The choice of Rust is not accidental. Postgres was written in C largely for historical reasons, and many of its architectural decisions — like the process-per-connection model — stem from limitations of the era in which it was built. Rust offers several fundamental advantages:
- Memory safety without garbage collection — no more buffer overflows or use-after-free bugs
- A thread-per-connection model instead of process-per-connection, which is dramatically more efficient
- Modern tooling with cargo, strong type checking, and a world-class package ecosystem
- Built-in connection pooling, eliminating the need for PgBouncer or external poolers
- Better JSON-heavy workload support with Rust's high-performance serialization libraries
The Performance Claims Are Wild
According to the project's latest updates, the new version of pgrust (not yet publicly released) is:
- 50% faster than Postgres on transactional workloads
- Approximately 300x faster than Postgres on analytical workloads
- Only 2x slower than ClickHouse on ClickBench — and they believe it can get faster than ClickHouse
Let that sink in. A Postgres-compatible database that approaches ClickHouse performance on analytical queries while maintaining full SQL compatibility. If these numbers hold up under independent benchmarking, it would represent a fundamental shift in what a single database can do.
The performance gains come from several architectural decisions that are only possible with a clean-slate rewrite. The thread-based model eliminates the overhead of process spawning. Rust's regular expression engine, which uses SIMD instructions, dramatically outperforms Postgres's legacy regex engine. And the ability to redesign internal subsystems without decades of technical debt means optimizations that would be impossible in the existing C codebase.

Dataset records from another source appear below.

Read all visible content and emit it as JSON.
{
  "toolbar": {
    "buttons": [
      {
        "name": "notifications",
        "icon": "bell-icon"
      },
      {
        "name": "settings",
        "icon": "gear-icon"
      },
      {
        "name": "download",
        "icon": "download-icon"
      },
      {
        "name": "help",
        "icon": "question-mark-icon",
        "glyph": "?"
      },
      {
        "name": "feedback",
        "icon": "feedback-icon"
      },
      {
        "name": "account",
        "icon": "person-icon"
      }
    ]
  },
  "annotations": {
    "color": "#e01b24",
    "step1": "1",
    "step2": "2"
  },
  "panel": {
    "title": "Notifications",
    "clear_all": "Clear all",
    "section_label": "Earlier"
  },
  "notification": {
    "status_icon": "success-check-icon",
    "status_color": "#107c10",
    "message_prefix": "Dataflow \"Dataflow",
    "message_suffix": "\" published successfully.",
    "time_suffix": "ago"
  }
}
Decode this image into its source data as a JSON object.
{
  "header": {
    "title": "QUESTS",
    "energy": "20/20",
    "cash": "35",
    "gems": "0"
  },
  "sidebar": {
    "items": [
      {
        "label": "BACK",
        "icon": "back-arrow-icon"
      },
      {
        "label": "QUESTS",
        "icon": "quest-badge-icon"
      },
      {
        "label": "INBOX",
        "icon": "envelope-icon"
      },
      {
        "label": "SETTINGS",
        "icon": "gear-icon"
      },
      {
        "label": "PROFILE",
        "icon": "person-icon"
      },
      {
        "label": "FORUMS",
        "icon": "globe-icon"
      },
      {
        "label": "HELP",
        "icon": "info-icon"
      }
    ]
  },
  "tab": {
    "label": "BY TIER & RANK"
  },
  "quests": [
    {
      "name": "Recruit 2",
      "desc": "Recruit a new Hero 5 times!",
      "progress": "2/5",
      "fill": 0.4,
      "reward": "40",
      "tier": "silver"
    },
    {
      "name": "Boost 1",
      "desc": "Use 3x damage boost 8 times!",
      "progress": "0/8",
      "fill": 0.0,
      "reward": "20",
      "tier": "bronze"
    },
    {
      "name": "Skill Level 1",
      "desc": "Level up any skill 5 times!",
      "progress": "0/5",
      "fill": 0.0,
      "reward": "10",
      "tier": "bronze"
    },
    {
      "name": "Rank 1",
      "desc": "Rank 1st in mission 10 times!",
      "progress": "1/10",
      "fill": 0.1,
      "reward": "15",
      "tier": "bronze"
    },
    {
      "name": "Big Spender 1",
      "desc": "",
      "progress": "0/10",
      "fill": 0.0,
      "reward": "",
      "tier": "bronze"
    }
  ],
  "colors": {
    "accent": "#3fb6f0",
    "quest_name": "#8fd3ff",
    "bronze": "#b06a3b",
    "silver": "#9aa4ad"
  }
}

Built With AI in Weeks, Not Years
Perhaps the most remarkable aspect of pgrust is how it was built. Malisper credits AI coding agents — primarily Codex — as the primary accelerant. He explicitly states that this project would not have been possible two years ago, or even six months ago. The workflow involved pointing Codex at the Postgres source code, having it explain how each component worked, and then collaboratively building a Rust version.
On day one, working with Codex, he had a system that could run real SQL queries in about three hours. By the end of day one, it supported CREATE TABLE, SELECT, INSERT, UPDATE, DELETE, JOINs, transactions, and more. That trajectory — from zero to functional SQL engine in a single afternoon — is a testament to how AI coding tools are compressing development timelines for complex systems software.
This is a preview of what AI-assisted development looks like at the frontier. We are not talking about generating boilerplate or writing CRUD apps. This is rewriting one of the most complex software systems ever created — a 40-year-old database engine — and achieving compatibility in weeks rather than years.
What This Means for the Database World
pgrust is not production-ready yet. The project explicitly states this. But the implications are enormous, and they extend in several directions:
- For Postgres operators: A compatible rewrite could eliminate the most common operational pain points — vacuum tuning, connection pooler management, and configuration complexity — while maintaining the SQL interface and extension ecosystem they rely on.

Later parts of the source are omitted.